Von Klaus Adam 02.11.2014, 20:15
Während Eberhard Ziegler die geheimnisvolle blaue Mappe in der Hand hält, schaut ihm sogar Luther über die Schulter.
Während Eberhard Ziegler die geheimnisvolle blaue Mappe in der Hand hält, schaut ihm sogar Luther über die Schulter. Adam Lizenz

Kremitz - Es sind die versteckten Botschaften und Anspielungen, die seine Bilder ausmachen. Und in denen er, wie er heute rückblickend sagt, nicht selten Courage zeigte, ohne dass die ideologisch gestählten Funktionäre zu DDR-Zeiten überhaupt mitbekamen, wie er sich ein gutes Stück über sie lustig machte. Die Zeit des 25. Jahrestages der Wende ist für den seit einiger Zeit in Kremitz lebenden Maler Eberhard Ziegler so ein Anlass, sich dessen erneut zu besinnen. Vor allem auch, weil ihm seinerzeit Ausstellungen verwehrt wurden, für die er zunächst sogar vorgeschlagen wurde - die DDR-Nationalausstellung beispielsweise, wie er sich erinnert.
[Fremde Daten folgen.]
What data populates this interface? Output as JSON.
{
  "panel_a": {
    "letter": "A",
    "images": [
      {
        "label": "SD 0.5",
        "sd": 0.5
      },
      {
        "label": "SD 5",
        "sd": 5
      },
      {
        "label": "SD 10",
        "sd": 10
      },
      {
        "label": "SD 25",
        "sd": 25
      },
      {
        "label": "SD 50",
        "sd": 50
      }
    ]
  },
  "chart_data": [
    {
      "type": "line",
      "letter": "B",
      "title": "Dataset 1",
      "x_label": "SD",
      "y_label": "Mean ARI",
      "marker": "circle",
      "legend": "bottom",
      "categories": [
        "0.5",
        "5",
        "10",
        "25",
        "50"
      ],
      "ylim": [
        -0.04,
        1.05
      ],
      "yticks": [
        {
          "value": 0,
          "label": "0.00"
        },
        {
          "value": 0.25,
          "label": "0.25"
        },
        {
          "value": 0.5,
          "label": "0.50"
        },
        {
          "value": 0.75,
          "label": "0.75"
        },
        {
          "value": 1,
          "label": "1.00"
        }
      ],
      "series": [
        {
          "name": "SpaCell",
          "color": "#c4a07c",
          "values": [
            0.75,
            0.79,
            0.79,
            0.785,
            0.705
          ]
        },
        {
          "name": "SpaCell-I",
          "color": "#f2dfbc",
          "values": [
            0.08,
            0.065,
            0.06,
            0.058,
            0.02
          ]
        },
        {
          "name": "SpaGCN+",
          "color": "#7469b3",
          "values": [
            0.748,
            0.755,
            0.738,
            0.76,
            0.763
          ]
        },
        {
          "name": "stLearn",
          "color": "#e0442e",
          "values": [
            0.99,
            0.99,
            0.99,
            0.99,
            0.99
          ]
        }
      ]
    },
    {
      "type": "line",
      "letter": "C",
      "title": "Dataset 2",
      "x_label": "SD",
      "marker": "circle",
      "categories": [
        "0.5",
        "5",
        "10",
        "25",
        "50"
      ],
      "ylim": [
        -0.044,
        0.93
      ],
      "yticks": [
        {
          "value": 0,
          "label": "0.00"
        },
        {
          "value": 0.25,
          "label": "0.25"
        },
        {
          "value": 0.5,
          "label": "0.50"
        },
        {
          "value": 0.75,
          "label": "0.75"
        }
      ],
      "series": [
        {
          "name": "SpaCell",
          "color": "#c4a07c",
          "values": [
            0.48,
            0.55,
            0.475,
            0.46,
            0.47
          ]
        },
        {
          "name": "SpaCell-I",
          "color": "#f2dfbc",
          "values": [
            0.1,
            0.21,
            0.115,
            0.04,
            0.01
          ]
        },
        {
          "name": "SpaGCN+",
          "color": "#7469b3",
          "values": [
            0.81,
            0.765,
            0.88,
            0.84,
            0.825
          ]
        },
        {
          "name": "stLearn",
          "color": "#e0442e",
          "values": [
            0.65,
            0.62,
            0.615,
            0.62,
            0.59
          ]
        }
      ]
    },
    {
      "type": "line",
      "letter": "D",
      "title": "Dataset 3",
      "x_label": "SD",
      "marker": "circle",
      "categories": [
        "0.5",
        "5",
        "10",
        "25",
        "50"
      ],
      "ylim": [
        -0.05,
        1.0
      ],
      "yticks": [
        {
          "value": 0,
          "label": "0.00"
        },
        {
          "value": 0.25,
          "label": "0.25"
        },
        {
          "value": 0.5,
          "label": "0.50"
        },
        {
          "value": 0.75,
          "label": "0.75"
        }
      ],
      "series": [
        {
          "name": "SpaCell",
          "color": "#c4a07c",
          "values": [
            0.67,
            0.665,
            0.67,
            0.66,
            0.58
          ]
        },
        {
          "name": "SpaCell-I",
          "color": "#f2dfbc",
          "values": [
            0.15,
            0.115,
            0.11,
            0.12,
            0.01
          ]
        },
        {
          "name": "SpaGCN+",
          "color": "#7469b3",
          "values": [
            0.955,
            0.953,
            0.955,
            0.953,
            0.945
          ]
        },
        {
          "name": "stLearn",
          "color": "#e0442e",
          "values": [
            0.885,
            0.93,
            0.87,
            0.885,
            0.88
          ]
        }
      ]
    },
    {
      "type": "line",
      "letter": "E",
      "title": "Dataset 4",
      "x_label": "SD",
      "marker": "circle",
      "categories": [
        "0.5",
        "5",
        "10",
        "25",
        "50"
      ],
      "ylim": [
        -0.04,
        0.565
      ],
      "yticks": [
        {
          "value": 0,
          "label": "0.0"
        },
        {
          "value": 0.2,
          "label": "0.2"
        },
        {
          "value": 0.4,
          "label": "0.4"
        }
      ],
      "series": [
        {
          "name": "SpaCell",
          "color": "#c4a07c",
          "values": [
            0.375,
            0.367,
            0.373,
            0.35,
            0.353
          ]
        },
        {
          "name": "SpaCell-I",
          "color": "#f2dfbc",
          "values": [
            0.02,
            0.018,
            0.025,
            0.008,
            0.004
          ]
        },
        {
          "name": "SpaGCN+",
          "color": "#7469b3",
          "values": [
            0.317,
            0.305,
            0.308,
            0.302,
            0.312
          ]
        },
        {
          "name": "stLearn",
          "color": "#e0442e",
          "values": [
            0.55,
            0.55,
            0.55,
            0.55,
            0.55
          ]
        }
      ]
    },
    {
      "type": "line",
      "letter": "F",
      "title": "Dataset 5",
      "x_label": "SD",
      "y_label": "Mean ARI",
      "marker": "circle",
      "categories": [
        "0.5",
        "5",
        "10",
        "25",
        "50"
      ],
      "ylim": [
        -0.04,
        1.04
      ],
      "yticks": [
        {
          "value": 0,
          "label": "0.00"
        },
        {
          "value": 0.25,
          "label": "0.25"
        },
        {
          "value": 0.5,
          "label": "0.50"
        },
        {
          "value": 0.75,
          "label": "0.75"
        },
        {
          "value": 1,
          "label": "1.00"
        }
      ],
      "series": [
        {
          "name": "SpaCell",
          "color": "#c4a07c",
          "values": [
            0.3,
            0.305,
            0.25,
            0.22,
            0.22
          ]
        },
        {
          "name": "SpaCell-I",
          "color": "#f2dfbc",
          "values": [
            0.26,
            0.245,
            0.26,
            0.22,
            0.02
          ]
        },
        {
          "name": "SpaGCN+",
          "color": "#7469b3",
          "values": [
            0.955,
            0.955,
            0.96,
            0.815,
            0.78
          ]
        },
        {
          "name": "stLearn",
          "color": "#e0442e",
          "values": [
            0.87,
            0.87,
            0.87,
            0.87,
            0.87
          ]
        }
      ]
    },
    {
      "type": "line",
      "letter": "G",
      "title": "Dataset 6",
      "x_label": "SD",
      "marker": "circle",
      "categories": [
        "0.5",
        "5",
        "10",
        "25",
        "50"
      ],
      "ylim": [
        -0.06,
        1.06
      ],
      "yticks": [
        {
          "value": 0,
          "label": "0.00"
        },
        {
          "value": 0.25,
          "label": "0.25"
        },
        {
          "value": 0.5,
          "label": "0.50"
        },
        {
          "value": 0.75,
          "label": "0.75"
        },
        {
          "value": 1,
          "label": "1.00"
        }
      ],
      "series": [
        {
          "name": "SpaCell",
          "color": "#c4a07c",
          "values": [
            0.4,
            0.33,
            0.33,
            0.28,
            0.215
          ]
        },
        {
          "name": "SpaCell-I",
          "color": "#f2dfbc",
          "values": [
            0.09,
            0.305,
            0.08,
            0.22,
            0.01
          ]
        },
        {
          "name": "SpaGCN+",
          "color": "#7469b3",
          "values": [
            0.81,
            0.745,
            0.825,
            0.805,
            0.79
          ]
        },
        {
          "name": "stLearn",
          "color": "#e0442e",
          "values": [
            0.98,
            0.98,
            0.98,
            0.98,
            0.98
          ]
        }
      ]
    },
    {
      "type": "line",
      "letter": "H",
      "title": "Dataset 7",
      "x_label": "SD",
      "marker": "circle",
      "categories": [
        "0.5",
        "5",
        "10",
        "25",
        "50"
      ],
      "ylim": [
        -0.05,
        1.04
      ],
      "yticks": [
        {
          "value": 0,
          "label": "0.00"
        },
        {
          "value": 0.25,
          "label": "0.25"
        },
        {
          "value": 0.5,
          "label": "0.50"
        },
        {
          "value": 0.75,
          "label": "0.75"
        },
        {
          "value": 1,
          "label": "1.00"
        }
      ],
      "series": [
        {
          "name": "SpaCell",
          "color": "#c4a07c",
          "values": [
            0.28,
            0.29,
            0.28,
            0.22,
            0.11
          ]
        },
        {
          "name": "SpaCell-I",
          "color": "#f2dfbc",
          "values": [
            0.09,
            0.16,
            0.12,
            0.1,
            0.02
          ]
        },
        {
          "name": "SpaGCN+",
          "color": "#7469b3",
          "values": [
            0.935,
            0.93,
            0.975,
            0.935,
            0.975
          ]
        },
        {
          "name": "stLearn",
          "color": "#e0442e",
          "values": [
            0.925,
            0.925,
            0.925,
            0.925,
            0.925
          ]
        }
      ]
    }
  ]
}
Dass man ihm, der damals im IFA-Werk Ludwigsfelde beschäftigt war, nicht wirklich über den Weg traute, beweist ihm „die geheimnisvolle blaue Mappe“, die er „mitgehen“ ließ, und die Einschätzungen seiner Persönlichkeit durch damalige Parteifunktionäre des Werkes enthielt. Für ihn war es nur folgerichtig, dass er dies in einem seiner Bilder darstellt, das er folglich auch „Die geheimnisvolle blaue Mappe“ nannte.

Friedensaktion

Dass er darauf im vollen Ornat seiner Schützenuniform dasitzt, hat wiederum mit einer großen Leidenschaft zu tun - er schießt ziemlich treffsicher. Was dem gebürtigen Brandenburger sogar einmal Weltmeisterehren einbrachte. Was wiederum an seiner Friedensliebe überhaupt nichts ändert. Im Gegenteil, ein anderes Bild von ihm, „Wahret den Frieden“ hat er, wie er berichtet, am 1. September vor dem Lutherdenkmal in Wittenberg öffentlich umgetauft in „Rettet und wahret den Frieden“. Eine Aktion, mit der er auf den Beginn des Zweiten Weltkrieges vor 75 Jahren aufmerksam machen wollte. Und auf die zahlreichen Unruheherde, die es nach wie vor auf der Welt gibt. Das bereits aus den 80er Jahren stammende Bild hat, wie Ziegler an zahlreichen schriftlichen Reaktionen belegt, die er alle sammelt, große Anerkennung gefunden. Parteiverräterisch nannte ihn in den 80ern ein SED-Funktionär. Der bescheinigte ihm in oben erwähnter Einschätzung, „ein Individualist“ zu sein, der „sich schlecht im Kollektiv anschließen“ könne. Er habe sich, so der Funktionär weiter, „vollkommen zurückgezogen“, weil er nur seine Ansichten für richtig hielte. Ihn, Ziegler, „politisch weiter zu qualifizieren“, so lautete eine der Folgerungen des Funktionärs - etwa durch Besuch einer Parteischule. Dass Eberhard Ziegler, dessen Bilder schon damals von Experten hoch gepriesen waren, erst einmal für die Partei geworben werden musste, war die andere Seite. Und um die rankt sich auch der Untertitel des Werkes von der blauen Mappe, „Der Köpenickstreich“. Denn auf ein anderes „rotes Buch“ als das, was sich seine vermeintlichen Gönner vorstellten, schwor er alsbald. Er ließ sich in einer evangelischen Kirche in Berlin Köpenick taufen. Das für ihn bereits vorbereitete Parteibuch schlug er vor „unter Verschluss, auf Eis legen. Ihr erspart euch viel Arbeit.“

Zwei Menschen seiner eigenen Verwandtschaft geben dem Maler und in gewisser Weise auch Lebenskünstler Eberhard Ziegler Kraft, wie er erzählt. In ihren Lebensläufen spiegelt sich die gleiche Unkonformität, die ihm wichtig ist. Sie haben sich zu ihrer Zeit gegen Konventionen aufgelehnt, wie es Ziegler heute auch für sich in Anspruch nimmt und dies als Beispiel gerne weitergeben möchte. Diese beiden hat er natürlich auch porträtiert. Es handelt sich dabei um seinen Großvater Wilhelm Ziegler und seine Großmutter Emma-Marie.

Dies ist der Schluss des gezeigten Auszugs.